O farfalhar das folhas das árvores alertava que uma possível tempestade de inverno estava por vir. Não era uma noite tão fria quanto a que estavam acostumados a enfrentar naquela época do ano, por isso Diablair e Ternura não usavam agasalhos pesados.
A jovem corria desesperada, como se pressentisse que algo terrível estava para acontecer. Seus cabelos encaracolados quase não conseguiam acompanhar sua maratona descompassada, assim como Diablair, que questionava o motivo de tamanha comoção e a seguia apenas por pura curiosidade.
Ternura só parou de correr quando chegou à beira de um lago totalmente congelado. O inverno ainda não havia se anunciado propriamente, por isso o fato inusitado fez Diablair arquear uma sobrancelha e se pronunciar pela primeira vez desde que começaram a incursão.
— A primeira neve ainda nem caiu e o lago já está congelado? O que está acontecendo aqui?
— Shhhhhh! Eu estou vendo alguma coisa ali.
O céu nublado escondia parcialmente o brilho da lua cheia, mas ainda era possível enxergar as margens do lago. Ternura puxou Diablair para próximo de uma árvore de cedro, afim de se esconder de quem quer que estivesse chegando do outro lado da margem.
A dupla conseguiu ver perfeitamente quando duas criaturas se aproximaram do lago. Pelo porte esguio e as asas cintilantes, chegaram à conclusão de que eram fadas da lua. Ternura estava naquele mundo por tempo suficiente para saber que fadas da lua só iam ao território humano quando alguma coisa realmente catastrófica acontecia.
Mesmo de longe, conseguiram perceber que uma das fadas segurava um pacote consideravelmente grande, enquanto a outra empunhava uma lança trovão. A fada de cabelos dourados, que segurava o pacote, tomou a dianteira e chegou o mais perto possível do gelo espeço, enquanto a outra, de cabelos flamejantes, assumia uma postura defensiva.
— Então é isso, Amara? Nós apenas deixamos a criatura adormecida aqui?
— Sim, Amélia. A criança deve ser deixada a própria sorte. Uma criatura tão abominável não deveria sequer existir.

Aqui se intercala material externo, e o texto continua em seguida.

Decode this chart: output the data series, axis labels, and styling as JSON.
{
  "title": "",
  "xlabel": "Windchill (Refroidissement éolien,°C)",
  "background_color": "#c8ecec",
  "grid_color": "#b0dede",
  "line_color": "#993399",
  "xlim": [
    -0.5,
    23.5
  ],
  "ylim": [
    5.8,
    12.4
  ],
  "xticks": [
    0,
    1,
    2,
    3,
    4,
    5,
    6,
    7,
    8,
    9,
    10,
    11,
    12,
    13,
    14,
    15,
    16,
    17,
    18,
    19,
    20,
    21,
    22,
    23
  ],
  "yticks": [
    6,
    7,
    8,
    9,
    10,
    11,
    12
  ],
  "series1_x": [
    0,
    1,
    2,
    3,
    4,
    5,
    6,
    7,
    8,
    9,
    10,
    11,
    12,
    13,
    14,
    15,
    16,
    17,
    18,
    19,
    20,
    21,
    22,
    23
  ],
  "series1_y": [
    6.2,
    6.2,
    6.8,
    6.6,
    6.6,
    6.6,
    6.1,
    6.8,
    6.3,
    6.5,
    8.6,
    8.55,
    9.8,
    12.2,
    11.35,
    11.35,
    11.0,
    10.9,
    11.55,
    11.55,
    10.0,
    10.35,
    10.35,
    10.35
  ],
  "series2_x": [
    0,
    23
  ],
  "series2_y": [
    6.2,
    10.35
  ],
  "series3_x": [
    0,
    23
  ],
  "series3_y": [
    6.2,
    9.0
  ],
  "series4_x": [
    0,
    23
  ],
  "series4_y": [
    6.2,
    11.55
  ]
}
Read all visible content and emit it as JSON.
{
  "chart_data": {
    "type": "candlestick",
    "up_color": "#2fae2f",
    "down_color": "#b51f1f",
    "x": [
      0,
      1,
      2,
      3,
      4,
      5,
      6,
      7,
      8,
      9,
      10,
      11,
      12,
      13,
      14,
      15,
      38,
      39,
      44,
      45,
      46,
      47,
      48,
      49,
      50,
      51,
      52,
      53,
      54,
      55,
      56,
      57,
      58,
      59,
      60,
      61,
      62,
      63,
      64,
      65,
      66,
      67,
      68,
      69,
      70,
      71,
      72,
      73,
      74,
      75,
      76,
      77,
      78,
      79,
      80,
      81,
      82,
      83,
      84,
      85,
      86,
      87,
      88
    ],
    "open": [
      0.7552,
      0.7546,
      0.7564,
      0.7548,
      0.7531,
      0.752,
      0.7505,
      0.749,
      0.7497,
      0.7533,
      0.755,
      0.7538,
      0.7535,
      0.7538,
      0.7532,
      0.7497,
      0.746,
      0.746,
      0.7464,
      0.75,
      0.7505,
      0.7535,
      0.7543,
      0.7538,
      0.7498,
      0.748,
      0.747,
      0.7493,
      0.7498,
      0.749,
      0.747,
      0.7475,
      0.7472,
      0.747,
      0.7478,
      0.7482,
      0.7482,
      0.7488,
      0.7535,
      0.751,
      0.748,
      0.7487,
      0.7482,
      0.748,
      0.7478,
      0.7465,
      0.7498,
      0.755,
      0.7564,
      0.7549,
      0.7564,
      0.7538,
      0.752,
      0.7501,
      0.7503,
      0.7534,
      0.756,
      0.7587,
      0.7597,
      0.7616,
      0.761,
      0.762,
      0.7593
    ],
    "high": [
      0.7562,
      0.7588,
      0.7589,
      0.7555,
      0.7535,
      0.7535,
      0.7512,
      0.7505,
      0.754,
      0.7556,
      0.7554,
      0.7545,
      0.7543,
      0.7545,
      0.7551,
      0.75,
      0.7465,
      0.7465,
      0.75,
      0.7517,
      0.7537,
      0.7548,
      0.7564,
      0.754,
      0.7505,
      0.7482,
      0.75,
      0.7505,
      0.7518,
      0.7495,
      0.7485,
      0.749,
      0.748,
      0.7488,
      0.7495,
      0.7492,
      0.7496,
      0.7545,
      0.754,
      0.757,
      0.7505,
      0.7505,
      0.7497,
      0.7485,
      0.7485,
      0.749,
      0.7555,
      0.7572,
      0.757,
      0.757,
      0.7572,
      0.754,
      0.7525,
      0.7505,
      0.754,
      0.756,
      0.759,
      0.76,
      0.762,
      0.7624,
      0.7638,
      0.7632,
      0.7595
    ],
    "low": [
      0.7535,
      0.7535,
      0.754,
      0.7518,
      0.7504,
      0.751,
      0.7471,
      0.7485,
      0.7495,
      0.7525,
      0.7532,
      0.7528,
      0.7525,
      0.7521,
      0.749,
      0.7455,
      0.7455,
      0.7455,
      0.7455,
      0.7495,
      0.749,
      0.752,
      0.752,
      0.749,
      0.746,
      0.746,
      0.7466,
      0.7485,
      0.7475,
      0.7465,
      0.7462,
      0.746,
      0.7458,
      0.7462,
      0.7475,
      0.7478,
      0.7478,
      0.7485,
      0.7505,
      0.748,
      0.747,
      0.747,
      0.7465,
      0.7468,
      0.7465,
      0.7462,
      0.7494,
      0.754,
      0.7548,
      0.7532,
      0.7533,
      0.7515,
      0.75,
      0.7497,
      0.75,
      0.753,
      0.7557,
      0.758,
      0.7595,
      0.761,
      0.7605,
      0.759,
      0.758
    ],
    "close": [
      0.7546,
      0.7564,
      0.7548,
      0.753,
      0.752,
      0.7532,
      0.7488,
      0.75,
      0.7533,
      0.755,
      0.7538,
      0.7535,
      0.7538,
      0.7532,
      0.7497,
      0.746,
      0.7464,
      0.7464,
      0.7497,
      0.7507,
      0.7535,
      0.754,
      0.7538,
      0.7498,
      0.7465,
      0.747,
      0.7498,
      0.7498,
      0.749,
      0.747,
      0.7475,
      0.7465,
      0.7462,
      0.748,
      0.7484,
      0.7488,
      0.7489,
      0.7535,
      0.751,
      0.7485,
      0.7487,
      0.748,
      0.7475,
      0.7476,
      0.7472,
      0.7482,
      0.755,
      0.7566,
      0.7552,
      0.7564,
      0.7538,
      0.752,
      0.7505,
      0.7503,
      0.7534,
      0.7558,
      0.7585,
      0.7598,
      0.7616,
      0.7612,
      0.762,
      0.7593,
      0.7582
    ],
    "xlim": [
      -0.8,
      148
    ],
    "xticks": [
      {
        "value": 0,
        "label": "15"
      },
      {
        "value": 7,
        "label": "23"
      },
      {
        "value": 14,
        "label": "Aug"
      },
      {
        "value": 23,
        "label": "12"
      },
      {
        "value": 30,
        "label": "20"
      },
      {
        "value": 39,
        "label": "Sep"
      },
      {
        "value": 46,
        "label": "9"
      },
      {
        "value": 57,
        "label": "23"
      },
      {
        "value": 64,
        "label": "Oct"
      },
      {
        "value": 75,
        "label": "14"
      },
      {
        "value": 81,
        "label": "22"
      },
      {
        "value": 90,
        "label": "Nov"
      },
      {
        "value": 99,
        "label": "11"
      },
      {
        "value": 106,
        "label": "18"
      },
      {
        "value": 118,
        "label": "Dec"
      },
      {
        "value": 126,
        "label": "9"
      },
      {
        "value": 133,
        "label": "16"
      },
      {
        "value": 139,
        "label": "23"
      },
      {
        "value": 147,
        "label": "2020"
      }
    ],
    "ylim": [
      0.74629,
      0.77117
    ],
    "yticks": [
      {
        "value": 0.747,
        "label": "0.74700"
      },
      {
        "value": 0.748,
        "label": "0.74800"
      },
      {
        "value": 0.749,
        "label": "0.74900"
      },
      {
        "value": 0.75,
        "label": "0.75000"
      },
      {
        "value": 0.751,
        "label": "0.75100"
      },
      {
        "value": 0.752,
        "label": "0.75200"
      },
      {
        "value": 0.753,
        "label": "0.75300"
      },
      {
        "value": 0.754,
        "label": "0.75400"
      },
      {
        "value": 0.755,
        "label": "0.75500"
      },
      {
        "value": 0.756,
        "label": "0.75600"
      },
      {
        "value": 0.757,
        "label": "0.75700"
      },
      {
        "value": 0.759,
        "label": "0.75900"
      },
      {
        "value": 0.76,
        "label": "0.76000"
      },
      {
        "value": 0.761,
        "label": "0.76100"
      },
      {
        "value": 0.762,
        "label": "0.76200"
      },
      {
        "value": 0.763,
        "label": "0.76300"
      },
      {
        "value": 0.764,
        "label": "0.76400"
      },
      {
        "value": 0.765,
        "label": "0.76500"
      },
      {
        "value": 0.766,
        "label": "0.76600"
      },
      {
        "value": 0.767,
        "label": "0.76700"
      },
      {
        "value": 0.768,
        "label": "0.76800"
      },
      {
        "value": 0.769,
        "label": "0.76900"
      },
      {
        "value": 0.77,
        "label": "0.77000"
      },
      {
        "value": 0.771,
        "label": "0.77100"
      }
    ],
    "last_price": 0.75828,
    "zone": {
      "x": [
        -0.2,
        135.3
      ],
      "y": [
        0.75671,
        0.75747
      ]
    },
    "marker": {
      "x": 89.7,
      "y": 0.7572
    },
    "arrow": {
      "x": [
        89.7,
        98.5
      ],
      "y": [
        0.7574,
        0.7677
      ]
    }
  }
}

— Não entendo, irmã. Olhe para ela, tão pequena e frágil. Até parece humana. O que esse pacotinho de carne poderia fazer? Que tipo de criatura poderia se tornar?
— Não existe nome para a raça da criatura, ela apenas seria um ser entre este mundo e todos os outros. Poderia até mesmo nos governar. Sua tirania ultrapassaria a de qualquer criatura do inferno.
— É realmente uma pena, eu até gostei dela.
Após uma breve olhada no pacote, as fadas seguiram pelo mesmo caminho que haviam trilhado anteriormente, deixando a criança adormecida na beira do lago, entregue à própria sorte.
Diablair e Ternura, ao constatarem que as fadas estavam longe o suficiente, aproximaram-se cuidadosamente do embrulho arroxeado, afim de entender melhor a situação. Sabrina foi a primeira a chegar na criança, que dormia serenamente. Ela removeu minimamente o cobertor roxo repleto de facas bordadas a mão, revelando uma menina de pele clara, que emanava um fraco brilho negro, com cabelos ondulados e que aparentava ter no máximo três anos.
— Mas o que acabou de acontecer? — Diablair relutava em se aproximar da criança.
— É ela. Com toda certeza, é ela!
— Ela quem? Do que você está falando, Sabrina?
— É a Imperatriz. É a Flávia. Eu sei que é ela!
Diablair estava confuso. Ternura não parava de repetir que aquela criança era a Imperatriz do Massacre. O único problema, é que não existia um ser, na terra, no inferno ou no ilusório céu, que ele não conhecesse.
— Respira e me explica essa história direito!
— Eu não sei. Eu só sei que você precisa cuidar da criança. Tem que ser você, Diablair.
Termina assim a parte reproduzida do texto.